You can override a variant's published products subgraph like so:

Bash
rover dev \
  --graph-ref docs-example-graph@current \
  --supergraph-config path/to/supergraph_override.yaml

This command overrides the variant's published products subgraph in your local development session. If the Studio variant doesn't include a products subgraph, this command adds the subgraph and recomposes the supergraph schema.

Overriding federation versions

You can also use a supergraph config file to safely test a new federation version locally before putting it in production.

For example, given a federation_override.yaml file like this:

YAML
federation_override.yaml
federation_version: =2.4.7

You can override a variant's federation version like so:

Bash
rover dev \
  --graph-ref docs-example-graph@current \
  --supergraph-config federation_override.yaml

Adding a subgraph to a session

After you start a router session with your first rover dev command, you can then add other subgraphs to that same session.

To add a subgraph, open a new terminal window and run rover dev again, this time providing the details of the subgraph to add. For example, this command adds a users subgraph:

Bash
rover dev --name users --url http://localhost:4002

Rover detects your existing session and attaches this new process to it.

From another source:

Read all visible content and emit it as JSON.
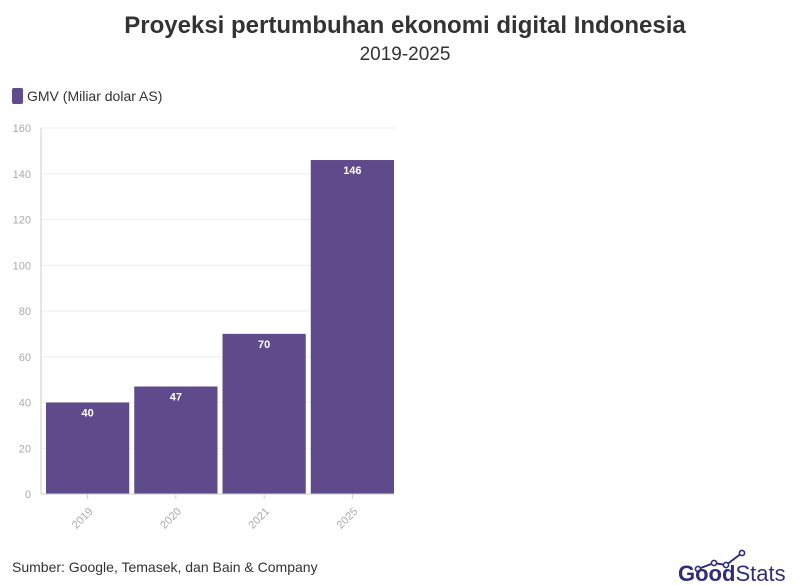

When you add a new subgraph to a session, Rover recomposes the supergraph schema and updates the router so you can query all added subgraphs via the single router endpoint.

 note
Rover uses the port of the running router to identify an existing session. If you specify a custom port via --supergraph-port or --router-config, make sure to specify the same port for all rover dev processes that you want to attach to the same session.

Stopping a session

If you stop your initial rover dev process (by pressing CTRL+C), it shuts down the local router session. This also shuts down any secondary rover dev processes attached to that same session.

Removing a subgraph

If you stop a secondary rover dev process (by pressing CTRL+C), its associated router session recomposes its supergraph schema without the corresponding subgraph and reloads the router.

Health check

By default, the router's health check endpoint is disabled in rover dev. You can enable it again by enabling it in a router configuration YAML file and passing it to rover dev via the --router-config argument described in the following section.

Configuring the router

To configure advanced router functionality like CORS settings or header passthrough for subgraphs, you can pass a valid router configuration YAML file to rover dev via the --router-config <ROUTER_CONFIG_PATH> argument.

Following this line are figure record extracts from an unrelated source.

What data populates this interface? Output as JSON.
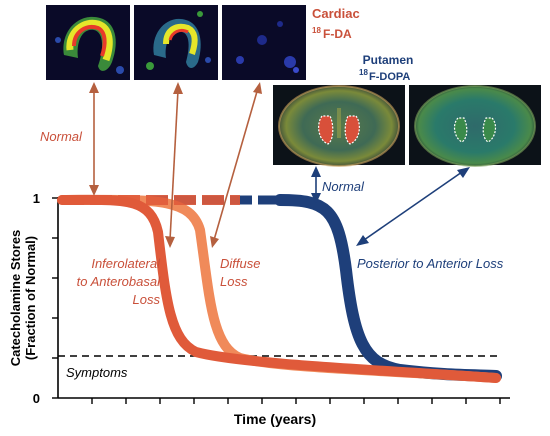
{
  "cardiac_title": "Cardiac",
  "cardiac_tracer_sup": "18",
  "cardiac_tracer": "F-DA",
  "putamen_title": "Putamen",
  "putamen_tracer_sup": "18",
  "putamen_tracer": "F-DOPA",
  "label_normal_cardiac": "Normal",
  "label_normal_putamen": "Normal",
  "label_inferolateral_1": "Inferolateral",
  "label_inferolateral_2": "to Anterobasal",
  "label_inferolateral_3": "Loss",
  "label_diffuse_1": "Diffuse",
  "label_diffuse_2": "Loss",
  "label_posterior": "Posterior to Anterior Loss",
  "label_symptoms": "Symptoms",
  "y_axis_label_1": "Catecholamine Stores",
  "y_axis_label_2": "(Fraction of Normal)",
  "x_axis_label": "Time (years)",
  "y_tick_top": "1",
  "y_tick_bottom": "0",
  "colors": {
    "cardiac_curve_1": "#e05a3a",
    "cardiac_curve_2": "#f08a5a",
    "putamen_curve": "#1e3f7a",
    "cardiac_text": "#c9503a",
    "putamen_text": "#1e3f7a",
    "arrow_cardiac": "#b5603f",
    "arrow_putamen": "#1e3f7a"
  }
}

Note that only the main rover dev process uses this router configuration file when starting the router. If you specify a different listen address with supergraph.listen, all other rover dev processes need to pass the same values to --supergraph-port and --supergraph-address, and/or pass the same router configuration file path via --router-config.

Enterprise features

If you want to use enterprise router features , you must provide both:

  1. A graph ref via the APOLLO_GRAPH_REF environment variable.

  2. A graph API key either via the APOLLO_KEY environment or by configuring credentials in Rover.

Federation 2 ELv2 license

The first time you use Federation 2 composition on a particular machine, Rover prompts you to accept the terms and conditions of the ELv2 license . On future invocations, Rover remembers that you already accepted the license and doesn't prompt you again (even if you update Rover).

The ELv2-licensed plugins, supergraph (built from this source ) and router (built from this source ) are installed to ~/.rover/bin if you installed with the curl | sh installer, and to ./node_modules/.bin/ if you installed with npm.

Versioning

By default, rover dev uses a recent version of the router and composition to use for you. This is currently configured in the Rover GitHub repo, however, you can override these by setting the environment variables APOLLO_ROVER_DEV_COMPOSITION_VERSION=2.0.0 and/or APOLLO_ROVER_DEV_ROUTER_VERSION=1.0.0. By default, rover dev will always use a composition library with a major version of v2, and a router with a major version of v1. If you already have the plugins installed, you can pass --skip-update to rover dev in order to keep the plugins at the same version.